204 This is the language used by the student authors of the Harvard Law Review note, which remains one of the best treatments of the state's authority to bind its citizens. As noted earlier, this inseparability formulation of the psychological criterion for preventive detention is narrower than the Court's inability-to-control criterion and broader than the insanity formulation.
THE PREDICTION CRITERION
The second is the principle of consistency, which states that the degree of dangerousness required for preventive detention should correspond to the degree of dangerousness sufficient to permit such deprivations of liberty associated with other manifestations of the state's police power, especially criminal dispositions. 216 For example, individuals in the Illinois sex offender program are housed in a maximum security wing of the prison complex. The first has to do with the interaction between the standard of proof and the definition of dangerousness.

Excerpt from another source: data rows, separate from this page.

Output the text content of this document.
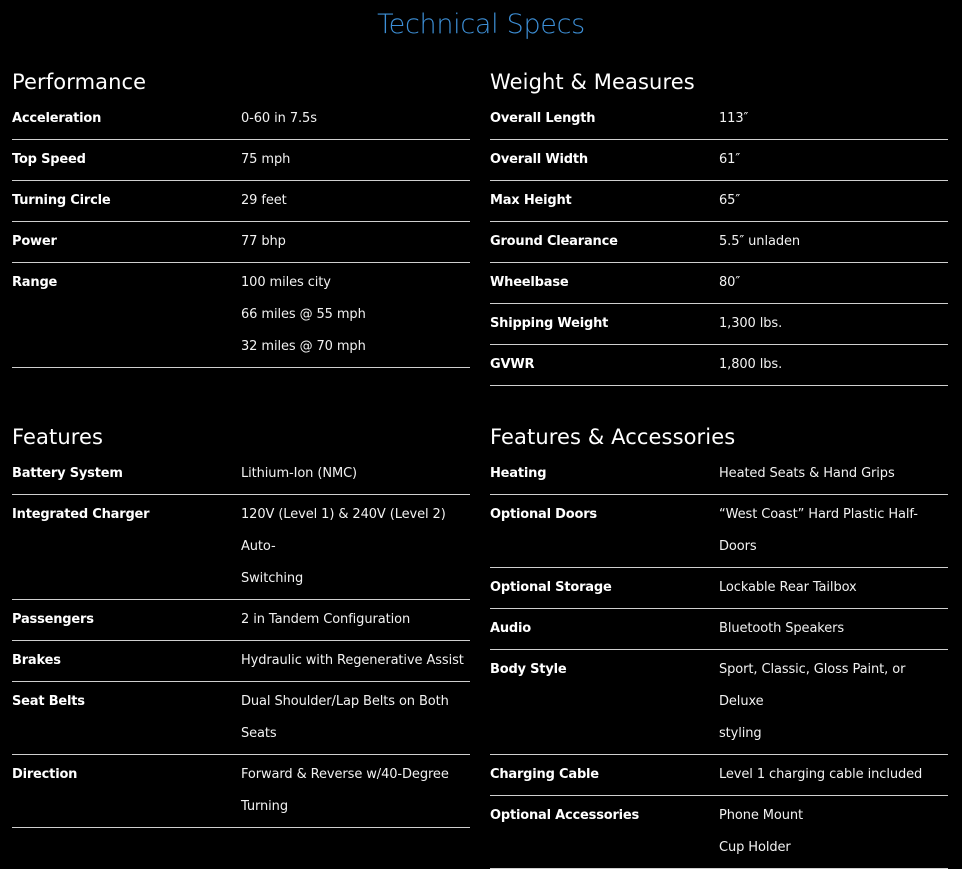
Technical Specs
Performance
Acceleration	0-60 in 7.5s
Top Speed	75 mph
Turning Circle	29 feet
Power	77 bhp
Range	100 miles city
66 miles @ 55 mph
32 miles @ 70 mph
Weight & Measures
Overall Length	113″
Overall Width	61″
Max Height	65″
Ground Clearance	5.5″ unladen
Wheelbase	80″
Shipping Weight	1,300 lbs.
GVWR	1,800 lbs.
Features
Battery System	Lithium-Ion (NMC)
Integrated Charger	120V (Level 1) & 240V (Level 2) Auto-
Switching
Passengers	2 in Tandem Configuration
Brakes	Hydraulic with Regenerative Assist
Seat Belts	Dual Shoulder/Lap Belts on Both
Seats
Direction	Forward & Reverse w/40-Degree
Turning
Features & Accessories
Heating	Heated Seats & Hand Grips
Optional Doors	“West Coast” Hard Plastic Half-Doors
Optional Storage	Lockable Rear Tailbox
Audio	Bluetooth Speakers
Body Style	Sport, Classic, Gloss Paint, or Deluxe
styling
Charging Cable	Level 1 charging cable included
Optional Accessories	Phone Mount
Cup Holder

The principle of proportionality provides a method of grading the predictive criterion through assessment of the nature and length of the preventive detention. The consistency principle provides a baseline for the predictive criterion through assessment of the evidence required to sanction. Applying the principle of consistency would thus require that the predictive criterion for preventive deprivation of liberty is consistent with the predictive criterion in criminal law provisions that contemplate deprivation of liberty.
If attempt and conspiracy were the only offenses that would be based on an assessment of dangerousness, upholding the principle of consistency might require a very high likelihood of harm before preventive detention could occur. Nevertheless, a retrospective retributive judgment cannot be made without an assessment of the harm or risk caused by the decision, either from an objective perspective or as perceived by the actor. Thus, the application of the principle of consistency may allow preventive detention in similar low-risk situations.
According to the principle of consistency, this suggests that, at least initially, the preventive ban can be based on the occurrence of moderate or even minimal risk, regardless of the nature of the threatened harm. When defining crime, the retributivist may claim that the central point of inquiry is culpability, not the degree of dangerousness inherent in particular acts.256 As a result, the fact that some predicate crimes may not require a high level of dangerousness is not a relevant one in -. The problem with the retributivist argument is that, in any of the predicate crimes just discussed, subjective awareness of the degree of danger is virtually or entirely irrelevant.
A person is convicted of gun or drug possession, drunk driving, or vagrancy if he meets the law's requirement, regardless of whether he was aware of the risk he was creating (or lack thereof). The logic of the consistency principle does not dictate that the level of risk required for preventive detention correlates with the currently low levels associated with many anticipatory crimes. While Stuntz doesn't believe the Legislature can be persuaded to change their practice of expanding and broadening the scope of criminal law, Dubber is more optimistic.
The actus reus requirement also quietly went out, as the concept of the act proved flexible enough to provide at least a semblance of legitimacy to the paradigmatic crime of the war on crime, possession. While Addington rejected the reasonable doubt standard as unduly strict when it comes to noncriminal incarceration,2 75 he also rejected the lesser preponderance of the evidence standard of proof in this setting.76 If the principle of consistency is applied proactively, this conclusion should have important implications for criminal law. right.